Thursday, January 10, 2019

Digital Preservation Network Is No More

In Why Is the Digital Preservation Network Disbanding? Roger Schonfeld examines the demise of the Digital Preservation Network which was announced last month:
An initial announcement said directly that "After careful analysis of the Digital Preservation Network's membership, operating model, and finances, the Board of Trustees of DPN passed a resolution to affect an orderly wind-down of DPN," including committing to consultations with each member to ensure that content would not be lost in the wind-down. Shortly thereafter, messages came out from DPN's hubs, both individually including HathiTrust, and collectively, characterizing their operating and financial strength and ability to provide for an orderly transition. Because DPN was not itself directly preserving anything but rather a broker for preservation services by underlying repositories, it does not appear that any content will be put at risk.
Below the fold, I look at various views of the lessons to be learned.

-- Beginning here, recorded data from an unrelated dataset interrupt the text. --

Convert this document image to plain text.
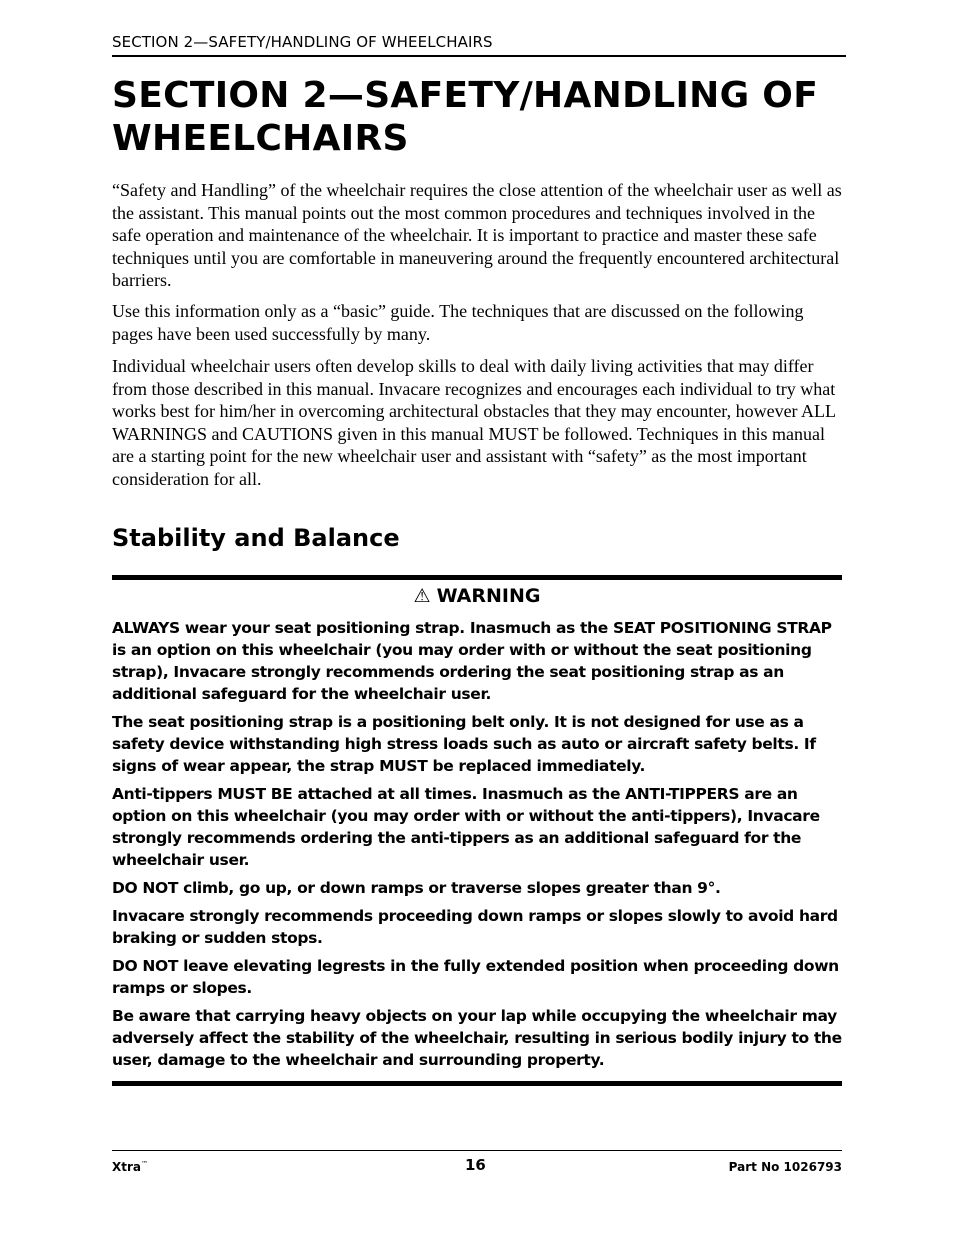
SECTION 2—SAFETY/HANDLING OF WHEELCHAIRS
SECTION 2—SAFETY/HANDLING OF WHEELCHAIRS

“Safety and Handling” of the wheelchair requires the close attention of the wheelchair user as well as the assistant. This manual points out the most common procedures and techniques involved in the safe operation and maintenance of the wheelchair. It is important to practice and master these safe techniques until you are comfortable in maneuvering around the frequently encountered architectural barriers.

Use this information only as a “basic” guide. The techniques that are discussed on the following pages have been used successfully by many.

Individual wheelchair users often develop skills to deal with daily living activities that may differ from those described in this manual. Invacare recognizes and encourages each individual to try what works best for him/her in overcoming architectural obstacles that they may encounter, however ALL WARNINGS and CAUTIONS given in this manual MUST be followed. Techniques in this manual are a starting point for the new wheelchair user and assistant with “safety” as the most important consideration for all.

Stability and Balance
⚠ WARNING

ALWAYS wear your seat positioning strap. Inasmuch as the SEAT POSITIONING STRAP is an option on this wheelchair (you may order with or without the seat positioning strap), Invacare strongly recommends ordering the seat positioning strap as an additional safeguard for the wheelchair user.

The seat positioning strap is a positioning belt only. It is not designed for use as a safety device withstanding high stress loads such as auto or aircraft safety belts. If signs of wear appear, the strap MUST be replaced immediately.

Anti-tippers MUST BE attached at all times. Inasmuch as the ANTI-TIPPERS are an option on this wheelchair (you may order with or without the anti-tippers), Invacare strongly recommends ordering the anti-tippers as an additional safeguard for the wheelchair user.

DO NOT climb, go up, or down ramps or traverse slopes greater than 9°.

Invacare strongly recommends proceeding down ramps or slopes slowly to avoid hard braking or sudden stops.

DO NOT leave elevating legrests in the fully extended position when proceeding down ramps or slopes.

Be aware that carrying heavy objects on your lap while occupying the wheelchair may adversely affect the stability of the wheelchair, resulting in serious bodily injury to the user, damage to the wheelchair and surrounding property.

Xtra™	16	Part No 1026793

I'm often critical of Ithaka's and Schonfeld's work, so it is important to start by saying that I agree with much of what he wrote. He starts thus:
The vision for the Digital Preservation Network (DPN) was outlined in an early overview that illustrates much of the founders' thinking. It was established to solve two problems at once. First, its founders observed that not all preservation services at the time were as resilient as one might hope, and so, "the heart of DPN is a commitment to replicate the data and metadata of research and scholarship across diverse software architectures, organizational structures, geographic regions, and political environments." Second, as far too little scholarly content was being preserved, DPN would also enable existing preservation capacity to be utilized for a wider array of purposes, recognizing that, "once that infrastructure is in place, it can be extended at much lower marginal costs." In one sense, DPN thereby offered an elegant technical solution. But as elegant as it may have been technically, its product offering was never as clear as it could have been. And as much as it accomplished, it ultimately could not be sustained.
Schonfeld is correct that diversity was a theme of DPN from the start, but he doesn't have the full story. I took part in the very first meeting that led to the DPN. It was hosted on his mega-yacht by the leader of an organization that held a vast video collection of significant academic interest, which he was anxious to see preserved for posterity. The leader was very wealthy, with the kind of donor potential that ensured the attendance of a number of major University Librarians including James Hilton (Michigan) and Michael Keller (Stanford). I was one of the few technical people in the meeting. We pointed out that the scale of the video collection meant that the combined resources of the assembled libraries could not possibly store even a single copy, much less the multiple copies needed for robust preservation.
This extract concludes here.